James Spenceley. Supplied

Spenceley set a goal of contacting every single Amcom shareholder at least twice, trying to convince them to stay with the merger and ignore TPG which hadn’t made a competing bid and was itself trying to get bigger by buying another telco, iiNet.

“To be honest, right up until the vote was revealed, I wasn’t expecting to win,” he says.

In the end, the voting was tight but the shareholders stayed with the merger, winning 99.8% of the non-TPG votes. The combined company is now worth about $1.3 billion.

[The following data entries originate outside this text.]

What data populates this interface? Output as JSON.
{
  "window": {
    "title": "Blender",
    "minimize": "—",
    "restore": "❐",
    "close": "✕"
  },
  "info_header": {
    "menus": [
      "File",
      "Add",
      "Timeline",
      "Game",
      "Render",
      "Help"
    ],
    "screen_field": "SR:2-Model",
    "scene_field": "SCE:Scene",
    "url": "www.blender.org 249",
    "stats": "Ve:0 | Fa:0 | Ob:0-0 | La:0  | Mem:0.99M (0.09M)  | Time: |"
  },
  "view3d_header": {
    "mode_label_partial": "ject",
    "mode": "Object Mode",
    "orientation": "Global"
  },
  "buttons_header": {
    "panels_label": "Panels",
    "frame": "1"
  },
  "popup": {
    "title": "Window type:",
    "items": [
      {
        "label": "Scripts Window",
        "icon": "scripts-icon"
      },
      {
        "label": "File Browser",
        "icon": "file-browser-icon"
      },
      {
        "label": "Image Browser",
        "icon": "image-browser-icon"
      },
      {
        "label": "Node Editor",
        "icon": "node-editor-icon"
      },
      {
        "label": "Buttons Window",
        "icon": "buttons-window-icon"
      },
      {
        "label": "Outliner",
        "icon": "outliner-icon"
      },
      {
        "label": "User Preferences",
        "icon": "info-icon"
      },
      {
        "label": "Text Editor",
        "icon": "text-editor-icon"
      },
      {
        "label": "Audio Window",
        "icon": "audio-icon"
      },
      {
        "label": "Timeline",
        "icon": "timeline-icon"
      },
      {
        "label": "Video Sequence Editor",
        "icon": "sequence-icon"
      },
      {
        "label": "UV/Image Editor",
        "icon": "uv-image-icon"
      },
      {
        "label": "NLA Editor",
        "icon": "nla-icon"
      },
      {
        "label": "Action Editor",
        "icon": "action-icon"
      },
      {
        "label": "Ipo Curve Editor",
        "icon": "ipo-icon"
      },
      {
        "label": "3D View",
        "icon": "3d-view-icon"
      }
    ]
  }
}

TPG hasn’t revealed publicly the reason for trying to stop the deal but Spenceley believes TPG saw the merged entity as strong competition on the corporate sales side.

“Combined, these two businesses offer a national footprint of fibre which is second only to Telstra and Optus,” Spenceley says. “A pretty amazing business we are putting together. We are in a sweet spot for corporate communications.”

When TPG bought into Amcom, the Vocus share price went up, a confidence vote from the market.

Spenceley also has benefited from TPG’s blocking attempt.

“It’s done a huge amount – and this is probably one of the unwanted side effects for TPG — for brand awareness for Vocus,” he says.

“Why did TPG spend $100 million trying to stop Amcom and Vocus from merging? And the answer is that what we are putting together is something really special.”